Q: Why are businesses interested in having employees focus on storytelling?
A: In our increasingly digital workplace, attributes such as empathy, creativity, listening and inclusion — all uniquely human — are needed now more than ever. There is a compelling need for a mediating function between data and our useful understanding of it. Angela Ahrendts, former senior vice president of retail at Apple, reminds us of this, "The more technologically advanced our society becomes, the more we need to go back to the basic fundamentals of human communication."
Storytelling is the most common way that people pass causal information to one another. Stories provide nuance to the outcomes of our work. Through stories we are taught right vs. wrong, what we should avoid, what is dangerous, whom to trust and the extent of our own potential. Stories have been sharing goals and building community for generations.
While storytelling may be associated with whimsy, it can be as disciplined a management tool as any. Our business culture demands communications that both inform and influence decisions. The narrative of the story can be linked with data to enhance leadership thinking about influencing cooperation and facilitating new initiatives.

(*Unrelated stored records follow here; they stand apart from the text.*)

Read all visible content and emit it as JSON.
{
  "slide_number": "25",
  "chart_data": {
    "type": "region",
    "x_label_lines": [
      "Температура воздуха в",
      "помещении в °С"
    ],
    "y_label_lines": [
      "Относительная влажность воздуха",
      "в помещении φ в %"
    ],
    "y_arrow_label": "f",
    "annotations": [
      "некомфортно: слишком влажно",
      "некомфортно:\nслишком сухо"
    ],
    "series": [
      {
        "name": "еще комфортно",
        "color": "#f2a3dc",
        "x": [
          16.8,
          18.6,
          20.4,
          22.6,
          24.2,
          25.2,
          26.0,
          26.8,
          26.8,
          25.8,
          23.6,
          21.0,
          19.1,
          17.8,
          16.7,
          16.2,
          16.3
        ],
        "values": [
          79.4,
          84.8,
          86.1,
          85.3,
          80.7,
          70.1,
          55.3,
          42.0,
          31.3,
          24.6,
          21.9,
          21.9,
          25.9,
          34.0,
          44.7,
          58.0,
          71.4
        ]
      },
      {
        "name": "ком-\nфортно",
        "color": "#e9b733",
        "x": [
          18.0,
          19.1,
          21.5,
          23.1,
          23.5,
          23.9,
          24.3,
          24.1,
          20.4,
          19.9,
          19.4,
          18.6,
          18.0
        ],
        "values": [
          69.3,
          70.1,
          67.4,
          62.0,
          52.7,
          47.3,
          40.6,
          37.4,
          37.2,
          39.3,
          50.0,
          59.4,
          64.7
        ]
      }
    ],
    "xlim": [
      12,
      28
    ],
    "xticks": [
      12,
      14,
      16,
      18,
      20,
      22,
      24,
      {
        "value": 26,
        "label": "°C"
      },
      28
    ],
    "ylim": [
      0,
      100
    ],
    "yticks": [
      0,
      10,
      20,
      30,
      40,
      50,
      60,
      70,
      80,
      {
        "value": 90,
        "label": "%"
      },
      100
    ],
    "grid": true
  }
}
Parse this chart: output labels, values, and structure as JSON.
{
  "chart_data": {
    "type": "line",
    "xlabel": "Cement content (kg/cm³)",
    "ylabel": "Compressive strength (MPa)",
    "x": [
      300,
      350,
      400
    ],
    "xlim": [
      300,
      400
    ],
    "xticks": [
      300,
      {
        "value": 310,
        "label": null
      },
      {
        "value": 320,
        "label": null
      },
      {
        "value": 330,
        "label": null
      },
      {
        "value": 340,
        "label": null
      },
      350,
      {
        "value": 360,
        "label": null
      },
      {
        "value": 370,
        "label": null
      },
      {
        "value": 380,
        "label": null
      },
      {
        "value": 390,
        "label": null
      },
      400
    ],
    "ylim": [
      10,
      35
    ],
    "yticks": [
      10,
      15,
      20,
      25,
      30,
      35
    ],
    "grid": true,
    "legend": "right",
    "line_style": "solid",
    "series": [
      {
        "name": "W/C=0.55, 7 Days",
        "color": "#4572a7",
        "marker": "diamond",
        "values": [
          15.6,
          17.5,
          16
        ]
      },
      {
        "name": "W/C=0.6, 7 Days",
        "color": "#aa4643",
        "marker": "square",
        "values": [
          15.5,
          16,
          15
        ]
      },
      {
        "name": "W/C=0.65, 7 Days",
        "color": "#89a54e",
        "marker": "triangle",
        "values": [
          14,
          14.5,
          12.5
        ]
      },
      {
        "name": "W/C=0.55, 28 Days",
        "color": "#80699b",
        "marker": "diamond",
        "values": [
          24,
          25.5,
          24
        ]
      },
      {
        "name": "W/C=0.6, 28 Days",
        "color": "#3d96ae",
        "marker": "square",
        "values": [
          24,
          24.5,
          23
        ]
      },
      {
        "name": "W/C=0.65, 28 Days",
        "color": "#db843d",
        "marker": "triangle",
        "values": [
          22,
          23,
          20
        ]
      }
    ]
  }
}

Storytelling can help business leaders explore the meaning of information and its effects on organizational strategy and culture. From there, they can more easily build thinking processes or an informational dashboard to influence outcomes. The story itself must have it own rubric. Brevity, humor and a story arc that hooks the listener's attention and maintains it through a call to action are essential. Likewise, a good storyteller must understand the rubric while adding personal authority and confidence.
As business is evolving through digital technologies, the workforce must become insight-driven, multiskilled, specialized and creative. The influx of data-driven analysis must be communicated on a human scale. We can be overwhelmed by spreadsheets, PowerPoint slides and bar charts. It's now incumbent on presenters to link informational formats with a sensible, compelling narrative. That is the power of storytelling.
Jack Militello is a professor of management at the University of St. Thomas Opus College of Business.